GRAVINA RICORDA GALEONE: “IL SUO CALCIO ERA POESIA”
«Una perdita importante». Così il presidente della Figc, Gabriele Gravina, ha ricordato Giovanni Galeone, scomparso domenica 2 novembre all’età di 84 anni. Le sue parole, rilasciate al quotidiano Il Centro in un’intervista curata da Orlando D’Angelo, raccontano il sentimento diffuso di cordoglio nel mondo del calcio per la scomparsa del “Profeta”.
«La sua visione di un calcio vissuto con leggerezza ci mancherà – ha dichiarato Gravina –. Era un uomo che sapeva unire il rigore del tecnico alla leggerezza dell’artista».
A Udine, si sono svolti i funerali del tecnico, che nel corso della sua lunga carriera ha saputo lasciare un segno indelebile soprattutto a Pescara, città che lo ha amato per il suo calcio spettacolare e coraggioso. Galeone è stato anche il mentore di numerosi allenatori della nuova generazione, tra cui Rino “Ringhio” Gattuso, oggi commissario tecnico della Nazionale, lanciato proprio da lui ai tempi del Perugia.
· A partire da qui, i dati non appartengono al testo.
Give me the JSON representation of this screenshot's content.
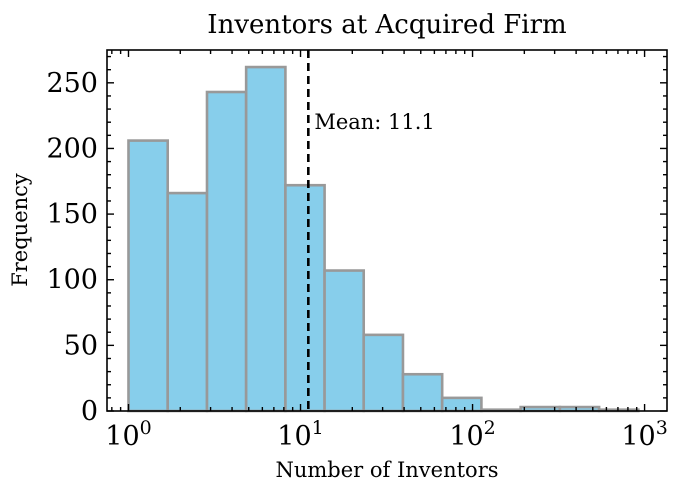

«Il suo calcio fatto di poesia, gioia, amicizia, vissuto anche in tanti momenti conviviali è una dimensione che oggi ci manca – ha aggiunto Gravina nell’intervista –. Credo che, per tutti noi, la morte di Giovanni Galeone rappresenti una grande perdita».
Il presidente federale, trattenuto a Roma da impegni istituzionali, non ha potuto partecipare alle esequie ma ha voluto far giungere alla famiglia e ai tifosi il suo pensiero di riconoscenza verso un uomo che ha insegnato a vivere il calcio come libertà e passione.